My feet were a problem, and not just for me,
I bored everyone with them, so now let them be.
All they need do is to keep on going,
left right, left right - heeling and toeing.

The training began, putting in miles,
through woods and fields, and one or two stiles!
The challenge walks beckoned, I had a good go,
at some in the sun, some rain, some ice and snow.

I walked a fifty, for the hundred qualified,
but felt so spent, it left me terrified -
That it was too far, I just couldn’t do it,
but with more training I’m coming through it.

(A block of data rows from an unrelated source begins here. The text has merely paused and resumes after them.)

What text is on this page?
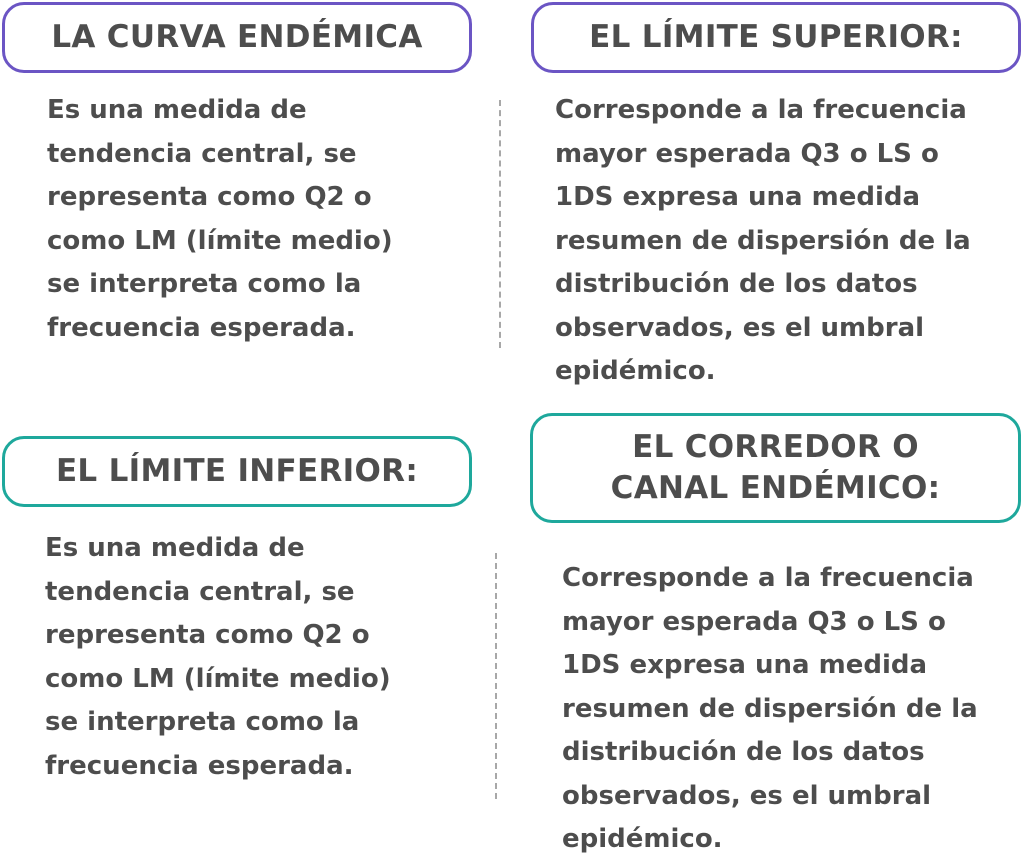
LA CURVA ENDÉMICA
Es una medida de
tendencia central, se
representa como Q2 o
como LM (límite medio)
se interpreta como la
frecuencia esperada.
EL LÍMITE SUPERIOR:
Corresponde a la frecuencia
mayor esperada Q3 o LS o
1DS expresa una medida
resumen de dispersión de la
distribución de los datos
observados, es el umbral
epidémico.
EL LÍMITE INFERIOR:
Es una medida de
tendencia central, se
representa como Q2 o
como LM (límite medio)
se interpreta como la
frecuencia esperada.
EL CORREDOR O
CANAL ENDÉMICO:
Corresponde a la frecuencia
mayor esperada Q3 o LS o
1DS expresa una medida
resumen de dispersión de la
distribución de los datos
observados, es el umbral
epidémico.
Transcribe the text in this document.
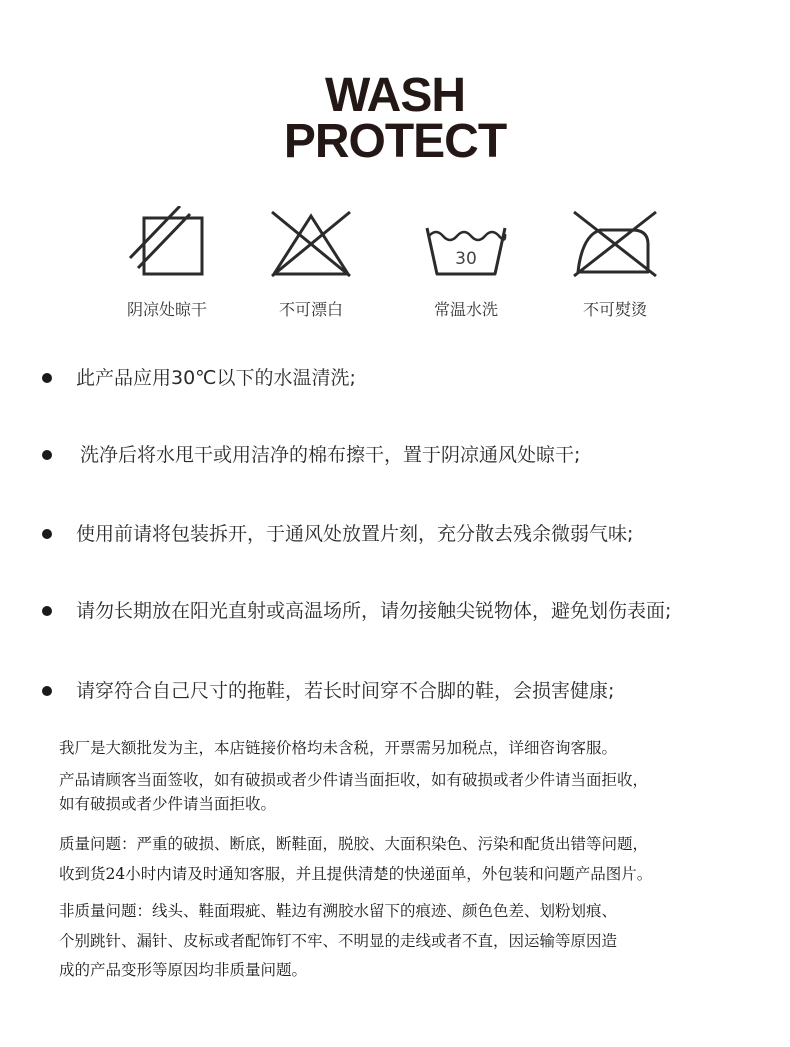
WASH
PROTECT
阴凉处晾干	不可漂白
30
常温水洗	不可熨烫
此产品应用30℃以下的水温清洗;
洗净后将水甩干或用洁净的棉布擦干，置于阴凉通风处晾干;
使用前请将包装拆开，于通风处放置片刻，充分散去残余微弱气味;
请勿长期放在阳光直射或高温场所，请勿接触尖锐物体，避免划伤表面;
请穿符合自己尺寸的拖鞋，若长时间穿不合脚的鞋，会损害健康;
我厂是大额批发为主，本店链接价格均未含税，开票需另加税点，详细咨询客服。
产品请顾客当面签收，如有破损或者少件请当面拒收，如有破损或者少件请当面拒收，
如有破损或者少件请当面拒收。
质量问题：严重的破损、断底，断鞋面，脱胶、大面积染色、污染和配货出错等问题，
收到货24小时内请及时通知客服，并且提供清楚的快递面单，外包装和问题产品图片。
非质量问题：线头、鞋面瑕疵、鞋边有溯胶水留下的痕迹、颜色色差、划粉划痕、
个别跳针、漏针、皮标或者配饰钉不牢、不明显的走线或者不直，因运输等原因造
成的产品变形等原因均非质量问题。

With two weeks to go, the training’s all done,
It’s hard and it’s tiring (that adds to the fun!).
Now is the time to relax and to rest,
get myself ready for this big test.

Just one week to go, I’ve injured a leg,
reduced to hobbling, peg-leg - peg-leg.
Intensive treatment, remember the RICE,
In the nick of time, all feeling nice.

And so to the day, and what a day beckons,
glorious sun, blue sky - too warm some reckons.
I’m trained, I’m rested, I’m feeling ready,
to set off strongly, confident and steady.

As the miles tick by, I’m still feeling good,
at mile forty- five, I can make it, I should.
By mile forty - eight I’m feeling the pace,
all of a sudden, I don’t feel so ace.
Make it to breakfast, a short term aim,
rest and regroup, try to raise my game.

At mile fifty - one I am all but done,
reduced to plodding, end of the fun.
Reach the next checkpoint at 54.9,
call it a day, not feeling fine.

I’m sick and exhausted but gave it a go,
and despite all the training, it just goes to show -
That whilst the sun shines and you’re making hay,
you still can’t be sure of success on the day.